High concentrations of air pollution can build up around tunnel entrances. In order to limit these and to predict the impact of measures, VITO has developed a unique air quality model.
Overview of the design parameters that affect the impact of a tunnel exit on the local air qualiy in a built environment
In the past few decades, the air quality in Flanders has improved considerably. Much of that progress can be attributed to road transport – stricter emission standards, cleaner combustion engines and the introduction of low-emission zones having led to a sharp fall in emissions of pollutants such as nitrogen oxides. Nevertheless, overview maps of air quality in Flanders still show too many hotspots and these don't only occur at busy traffic junctions. Large quantities of air pollution are also being released at the exits of (motorway) tunnels, for example.
The build-up of air pollution at tunnel exits is, of course, a consequence of the traffic passing through the tunnel itself and of tunnel ventilation. Why aren't the exhaust gases simply collected and filtered at the top of the tunnel, instead of being blown out into the open air? ‘Filtration systems are available for that purpose, but their efficiency is limited and they also use a lot of energy,’ says Stijn Vranckx from VITO. ‘It's important to realise that inside a tunnel, you're dealing with a strong airflow that moves about a third as fast as the traffic itself, so simply extracting that airflow and filtering it isn't an option.'
Unique generic model
To limit the impact on the environment, the exits of existing tunnels are therefore often equipped with protective infrastructure such as screens (which also suppress traffic noise) and raised verges. In the case of new tunnels, deep cuttings can be chosen. However, this is always done on an ad hoc basis: the impact on local air quality at the exit of each tunnel is calculated and charted separately. However, the way this is done – most often by means of complex 3D construction models – is a time-consuming and not very cost-effective approach.

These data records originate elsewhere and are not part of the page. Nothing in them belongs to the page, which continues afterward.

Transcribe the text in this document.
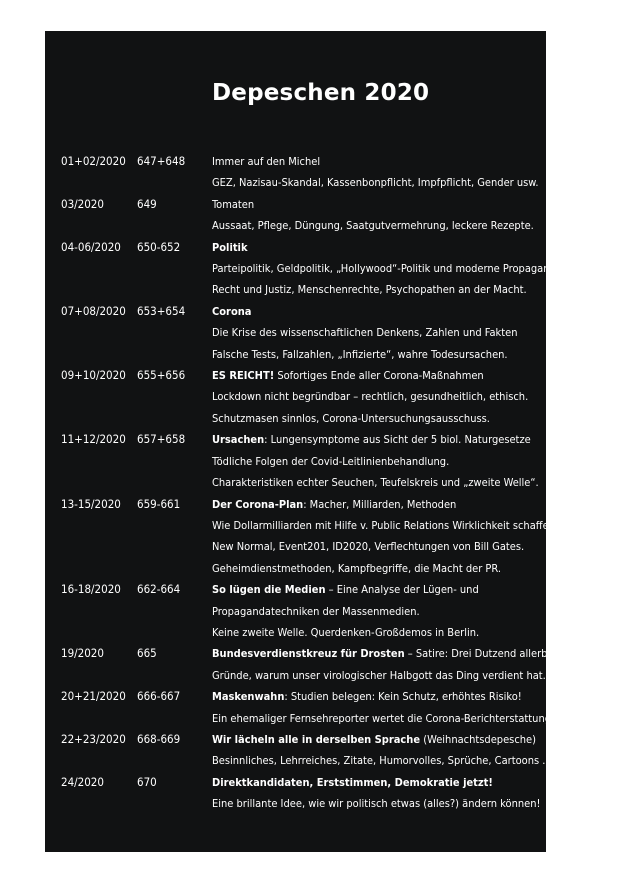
Depeschen 2020
01+02/2020 647+648	Immer auf den Michel
GEZ, Nazisau-Skandal, Kassenbonpflicht, Impfpflicht, Gender usw.
03/2020	649	Tomaten
Aussaat, Pflege, Düngung, Saatgutvermehrung, leckere Rezepte.
04-06/2020	650-652	Politik
Parteipolitik, Geldpolitik, „Hollywood“-Politik und moderne Propaganda,
Recht und Justiz, Menschenrechte, Psychopathen an der Macht.
07+08/2020 653+654	Corona
Die Krise des wissenschaftlichen Denkens, Zahlen und Fakten
Falsche Tests, Fallzahlen, „Infizierte“, wahre Todesursachen.
09+10/2020 655+656	ES REICHT! Sofortiges Ende aller Corona-Maßnahmen
Lockdown nicht begründbar – rechtlich, gesundheitlich, ethisch.
Schutzmasen sinnlos, Corona-Untersuchungsausschuss.
11+12/2020 657+658	Ursachen: Lungensymptome aus Sicht der 5 biol. Naturgesetze
Tödliche Folgen der Covid-Leitlinienbehandlung.
Charakteristiken echter Seuchen, Teufelskreis und „zweite Welle“.
13-15/2020	659-661	Der Corona-Plan: Macher, Milliarden, Methoden
Wie Dollarmilliarden mit Hilfe v. Public Relations Wirklichkeit schaffen.
New Normal, Event201, ID2020, Verflechtungen von Bill Gates.
Geheimdienstmethoden, Kampfbegriffe, die Macht der PR.
16-18/2020	662-664	So lügen die Medien – Eine Analyse der Lügen- und
Propagandatechniken der Massenmedien.
Keine zweite Welle. Querdenken-Großdemos in Berlin.
19/2020	665	Bundesverdienstkreuz für Drosten – Satire: Drei Dutzend allerbeste
Gründe, warum unser virologischer Halbgott das Ding verdient hat.
20+21/2020 666-667	Maskenwahn: Studien belegen: Kein Schutz, erhöhtes Risiko!
Ein ehemaliger Fernsehreporter wertet die Corona-Berichterstattung.
22+23/2020 668-669	Wir lächeln alle in derselben Sprache (Weihnachtsdepesche)
Besinnliches, Lehrreiches, Zitate, Humorvolles, Sprüche, Cartoons ...
24/2020	670	Direktkandidaten, Erststimmen, Demokratie jetzt!
Eine brillante Idee, wie wir politisch etwas (alles?) ändern können!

During the past year, VITO has therefore developed a unique generic model, commissioned by the Flemish government's Department of the Environment, that can be used as a means of quickly calculating the impact of tunnels on local air quality. ‘Our model provides an estimate of the pollution to be expected at the exit of the tunnel, based on data such as the dimensions of the tunnel and the traffic flow,’ says Vranckx. The outcomes from the planning model can be used to inform the project owner whether a problem is likely to arise. If so, he can take timely action. ‘And we can also accurately assess the impact of those measures, even if they still only exist on paper.' When developing the model, the air quality experts from VITO worked together with tunnel engineers from Tractebel Engineering.
The future users of the model will primarily be EIA experts and consultancy firms commissioned by project developers. The predictive model will certainly be very useful for the construction site of the Oosterweel link in Antwerp, which is the largest construction site in the country. 'Not only will that project involve the construction of new tunnels and covering structures, but the built-up areas surrounding the project will also undergo some significant changes. Our model lends itself perfectly to the task of predicting the changing impact on air quality at both current and future tunnel exits on and along the Antwerp Ring,’ says Vranckx.